The room was silent as Simpson described the region’s dilemma – and the moral imperative – to preserve its most iconic species. 

And the silence was more reverential than shocked. More than 400 regional policy makers and advocates were seeing and hearing something that has become so rare these days as to cause a slack jawed response – they were seeing political guts and real leadership. 

It was clear that Simpson and his staff – particularly chief of staff Lindsay Slater, who was pivotal to his boss’s historic legislation creating wilderness protection for the White Clouds and Boulder mountains in central Idaho – has thought long and hard about what it will take to break the regional stalemate over salmon. He’s ready to lead a legislative effort to create a new Northwest Power Act that comprehensively deals with BPA’s fragile financial status, the economic impacts for a host of stakeholders, fixes river operations and restores sustainable levels of fish in Idaho. 

Simpson also understands that the Pacific Northwest can once and finally legislative fix these seemingly intractable problems with wisdom that originates in the region or, as he put it, “Someone else will write it and impose it upon us.”

Perhaps the best signal that Simpson has embraced the role of salmon advocate was his moving personal testament to the incredible story of the fish. The congressman, who has come to speak passionately of the wonders of Idaho’s unspoiled places, related a story about his own visit to March Creek, the magically tributary to the Middle Fork of the Salmon, where he watched an adult salmon complete the seemingly impossible voyage from ocean to Idaho backcountry. 

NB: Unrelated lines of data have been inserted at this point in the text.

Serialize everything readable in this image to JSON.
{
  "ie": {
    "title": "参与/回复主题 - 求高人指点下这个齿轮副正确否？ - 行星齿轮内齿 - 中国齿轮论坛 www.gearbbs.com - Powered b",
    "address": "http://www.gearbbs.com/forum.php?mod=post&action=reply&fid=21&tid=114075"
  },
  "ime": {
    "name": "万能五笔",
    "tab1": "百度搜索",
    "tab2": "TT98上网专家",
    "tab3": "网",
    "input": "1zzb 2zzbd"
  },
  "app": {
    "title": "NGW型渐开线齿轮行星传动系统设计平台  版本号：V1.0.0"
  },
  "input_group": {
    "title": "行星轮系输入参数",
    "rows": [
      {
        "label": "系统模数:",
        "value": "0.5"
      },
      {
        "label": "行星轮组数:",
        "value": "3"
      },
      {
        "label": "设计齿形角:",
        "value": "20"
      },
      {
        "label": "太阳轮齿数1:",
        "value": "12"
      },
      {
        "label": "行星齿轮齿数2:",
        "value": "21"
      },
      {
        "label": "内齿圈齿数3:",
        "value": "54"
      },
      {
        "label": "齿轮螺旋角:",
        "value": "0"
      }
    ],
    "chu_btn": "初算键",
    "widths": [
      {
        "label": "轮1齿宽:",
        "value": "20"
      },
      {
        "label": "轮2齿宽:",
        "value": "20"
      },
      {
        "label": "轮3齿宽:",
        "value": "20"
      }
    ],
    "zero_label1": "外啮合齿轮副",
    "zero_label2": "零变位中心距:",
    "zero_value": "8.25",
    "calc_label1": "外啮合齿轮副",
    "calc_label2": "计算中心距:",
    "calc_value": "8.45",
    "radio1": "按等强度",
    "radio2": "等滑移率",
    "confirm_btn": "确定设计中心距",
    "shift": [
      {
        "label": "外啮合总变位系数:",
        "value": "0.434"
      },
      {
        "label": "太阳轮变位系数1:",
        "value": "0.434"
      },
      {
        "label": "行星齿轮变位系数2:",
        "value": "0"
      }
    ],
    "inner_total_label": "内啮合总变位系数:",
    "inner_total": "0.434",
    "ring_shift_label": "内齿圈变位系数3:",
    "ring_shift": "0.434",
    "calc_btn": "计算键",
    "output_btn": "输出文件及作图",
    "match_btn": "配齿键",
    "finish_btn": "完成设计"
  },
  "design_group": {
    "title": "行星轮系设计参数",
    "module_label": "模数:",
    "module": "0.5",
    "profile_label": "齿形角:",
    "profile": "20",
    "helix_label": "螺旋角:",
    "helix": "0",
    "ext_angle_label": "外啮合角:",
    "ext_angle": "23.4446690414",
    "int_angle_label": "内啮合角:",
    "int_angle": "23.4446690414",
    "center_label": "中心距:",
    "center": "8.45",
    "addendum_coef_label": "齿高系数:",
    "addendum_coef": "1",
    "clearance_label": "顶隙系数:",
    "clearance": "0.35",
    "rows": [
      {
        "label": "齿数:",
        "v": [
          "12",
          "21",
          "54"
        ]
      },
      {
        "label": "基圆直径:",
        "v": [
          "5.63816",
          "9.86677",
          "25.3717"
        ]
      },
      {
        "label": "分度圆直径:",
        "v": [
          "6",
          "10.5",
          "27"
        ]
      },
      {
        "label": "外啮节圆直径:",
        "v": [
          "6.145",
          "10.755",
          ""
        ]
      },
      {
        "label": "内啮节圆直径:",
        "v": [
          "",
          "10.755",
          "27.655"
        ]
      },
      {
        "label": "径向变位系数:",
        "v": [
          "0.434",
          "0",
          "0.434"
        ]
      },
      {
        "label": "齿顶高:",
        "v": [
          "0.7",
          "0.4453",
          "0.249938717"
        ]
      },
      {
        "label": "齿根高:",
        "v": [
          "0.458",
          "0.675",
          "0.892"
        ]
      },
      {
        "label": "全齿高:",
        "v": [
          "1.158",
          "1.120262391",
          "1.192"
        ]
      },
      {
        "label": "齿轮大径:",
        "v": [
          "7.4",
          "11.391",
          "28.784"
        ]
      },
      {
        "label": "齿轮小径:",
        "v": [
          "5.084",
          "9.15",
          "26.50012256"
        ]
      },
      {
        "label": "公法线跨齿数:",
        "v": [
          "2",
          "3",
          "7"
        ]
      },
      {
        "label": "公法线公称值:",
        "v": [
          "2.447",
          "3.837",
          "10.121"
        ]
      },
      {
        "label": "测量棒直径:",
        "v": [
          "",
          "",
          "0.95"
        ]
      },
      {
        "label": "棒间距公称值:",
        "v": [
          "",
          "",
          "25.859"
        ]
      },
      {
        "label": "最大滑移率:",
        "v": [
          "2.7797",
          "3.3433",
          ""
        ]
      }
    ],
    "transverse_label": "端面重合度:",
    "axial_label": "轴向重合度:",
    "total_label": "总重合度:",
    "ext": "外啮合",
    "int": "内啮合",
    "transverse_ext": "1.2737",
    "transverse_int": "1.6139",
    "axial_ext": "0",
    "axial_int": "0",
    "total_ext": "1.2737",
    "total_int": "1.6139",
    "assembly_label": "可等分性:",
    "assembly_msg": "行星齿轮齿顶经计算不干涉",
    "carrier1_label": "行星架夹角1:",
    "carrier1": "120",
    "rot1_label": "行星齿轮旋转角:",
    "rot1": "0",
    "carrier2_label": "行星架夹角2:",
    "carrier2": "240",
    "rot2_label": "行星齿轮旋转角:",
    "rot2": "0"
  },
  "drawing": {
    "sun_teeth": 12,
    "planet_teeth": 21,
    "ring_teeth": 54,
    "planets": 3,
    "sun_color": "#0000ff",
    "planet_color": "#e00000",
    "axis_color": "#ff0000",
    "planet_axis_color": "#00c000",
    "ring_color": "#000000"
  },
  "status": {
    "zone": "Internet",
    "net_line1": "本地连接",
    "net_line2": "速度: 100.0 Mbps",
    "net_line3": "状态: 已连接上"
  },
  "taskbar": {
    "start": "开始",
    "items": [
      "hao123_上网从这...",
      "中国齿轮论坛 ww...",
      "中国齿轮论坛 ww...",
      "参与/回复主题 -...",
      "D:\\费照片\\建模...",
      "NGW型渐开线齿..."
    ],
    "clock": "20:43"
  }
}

“She swam 900 miles to get back to Marsh Creek,” Simpson said. “All to lay her eggs for the next generation of salmon. It was the end of one cycle and the beginning of a new one. These are the most incredible creatures, I think, that God has created. It is a cycle God created.”

A conservative Republican speaking this way is, well, both surprising and remarkably encouraging. Simpson has undoubtedly shocked some who are invested in the status quo. Many of his natural allies may well read his moving account of why we must finally, seriously, passionately engage with real solutions and shudder at the complexities of dealing comprehensively and successfully with energy, fish, agriculture and transportation. But if they discount Simpson’s determination they will misread badly the congressman’s commitment. 

Politicians don’t often make speeches like Mike Simpson made this week and, while he surprised me – disappointed me – on Mueller I’m more than happy to salute his courage and commitment to salmon. He’s going to tackle these issues. Take that to the bank. Every one of us who cares about fish, the region’s future, our energy resources and the world we’ll leave to our kids and grandkids should follow his leadership.